The plight of Sophie Lefèvre has cast a long shadow over the trip. She feels haunted by the fate of the girl she had always thought of as glowingly triumphant. Had she really been a collaborator? What had become of her?
A steward pushes a trolley down the aisle, offering more drinks and sugary snacks. She is so lost in Sophie’s life that she barely looks up. The world of absent husbands, of longing, of near starvation and fear of the Germans seems suddenly more real to her than this one. She smells the woodsmoke in Le Coq Rouge, hears the sound of feet on the floor. Every time she closes her eyes, her painting morphs into the terrified face of Sophie Lefèvre, hauled by soldiers into a waiting truck, disowned by the family she loved.
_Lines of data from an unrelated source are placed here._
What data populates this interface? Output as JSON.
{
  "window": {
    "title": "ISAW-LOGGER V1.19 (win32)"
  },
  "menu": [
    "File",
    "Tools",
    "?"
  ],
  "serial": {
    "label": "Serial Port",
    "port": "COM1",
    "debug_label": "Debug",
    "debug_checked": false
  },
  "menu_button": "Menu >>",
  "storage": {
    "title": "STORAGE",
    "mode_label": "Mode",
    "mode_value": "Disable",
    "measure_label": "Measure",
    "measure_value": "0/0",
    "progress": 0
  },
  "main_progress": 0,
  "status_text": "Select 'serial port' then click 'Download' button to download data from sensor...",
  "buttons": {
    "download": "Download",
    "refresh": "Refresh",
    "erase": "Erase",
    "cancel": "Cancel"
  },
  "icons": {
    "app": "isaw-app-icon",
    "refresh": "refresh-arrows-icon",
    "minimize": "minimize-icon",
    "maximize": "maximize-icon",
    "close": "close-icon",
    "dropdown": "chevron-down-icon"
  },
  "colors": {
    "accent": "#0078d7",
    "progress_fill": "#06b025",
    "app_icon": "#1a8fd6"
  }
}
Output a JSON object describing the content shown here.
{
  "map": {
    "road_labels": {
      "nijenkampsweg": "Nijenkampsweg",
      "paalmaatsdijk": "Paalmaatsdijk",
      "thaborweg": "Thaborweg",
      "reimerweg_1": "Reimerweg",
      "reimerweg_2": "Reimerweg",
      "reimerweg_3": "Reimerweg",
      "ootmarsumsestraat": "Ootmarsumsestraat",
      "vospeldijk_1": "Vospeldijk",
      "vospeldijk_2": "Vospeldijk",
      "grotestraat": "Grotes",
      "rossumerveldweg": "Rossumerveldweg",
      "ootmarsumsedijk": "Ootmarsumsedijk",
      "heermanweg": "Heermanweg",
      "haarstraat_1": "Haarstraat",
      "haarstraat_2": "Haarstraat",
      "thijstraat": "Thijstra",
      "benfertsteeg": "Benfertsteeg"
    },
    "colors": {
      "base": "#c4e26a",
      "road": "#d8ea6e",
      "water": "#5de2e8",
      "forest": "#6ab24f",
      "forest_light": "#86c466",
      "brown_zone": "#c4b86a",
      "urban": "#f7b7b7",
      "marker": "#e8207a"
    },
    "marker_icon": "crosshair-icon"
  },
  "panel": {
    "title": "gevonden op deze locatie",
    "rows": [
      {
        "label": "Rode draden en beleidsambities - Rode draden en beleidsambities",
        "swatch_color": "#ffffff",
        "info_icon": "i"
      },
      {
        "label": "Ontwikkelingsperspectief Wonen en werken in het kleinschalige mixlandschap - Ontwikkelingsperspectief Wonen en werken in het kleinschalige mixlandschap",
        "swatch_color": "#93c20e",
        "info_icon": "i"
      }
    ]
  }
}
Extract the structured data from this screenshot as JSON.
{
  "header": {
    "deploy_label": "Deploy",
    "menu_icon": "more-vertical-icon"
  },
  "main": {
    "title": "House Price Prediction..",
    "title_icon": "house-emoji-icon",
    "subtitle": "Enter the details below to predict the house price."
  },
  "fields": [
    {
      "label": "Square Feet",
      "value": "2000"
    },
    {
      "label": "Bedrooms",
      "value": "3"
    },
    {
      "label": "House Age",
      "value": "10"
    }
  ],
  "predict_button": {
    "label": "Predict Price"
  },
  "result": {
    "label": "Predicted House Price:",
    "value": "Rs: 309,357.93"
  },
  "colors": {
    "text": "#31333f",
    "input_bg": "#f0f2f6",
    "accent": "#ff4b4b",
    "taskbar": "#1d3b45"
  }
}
The pages are brown, fragile and draw moisture from her fingertips. There are early letters from Édouard to Sophie, when he joins the Régiment d’Infanterie and she moves to St Péronne to be with her sister. Édouard misses her so much, he writes, that some nights he can barely breathe. He tells her that he conjures her in his head, paints pictures of her in the cold air. In her writings, Sophie envies her imaginary self, prays for her husband, scolds him. She calls him poilu. The image of them prompted by her words is so strong, so intimate that, even struggling with her French translation, Liv feels almost breathless. She runs her finger along the faded script, marvelling that the girl in the portrait was responsible for these words. Sophie Lefèvre is no longer a seductive image in a chipped gilded frame: she has become a person, a living, breathing, three-dimensional being. A woman who talks about laundry, shortages of food, the fit of her husband’s uniform, her fears and frustrations. She realizes, again, that she cannot let Sophie’s painting go.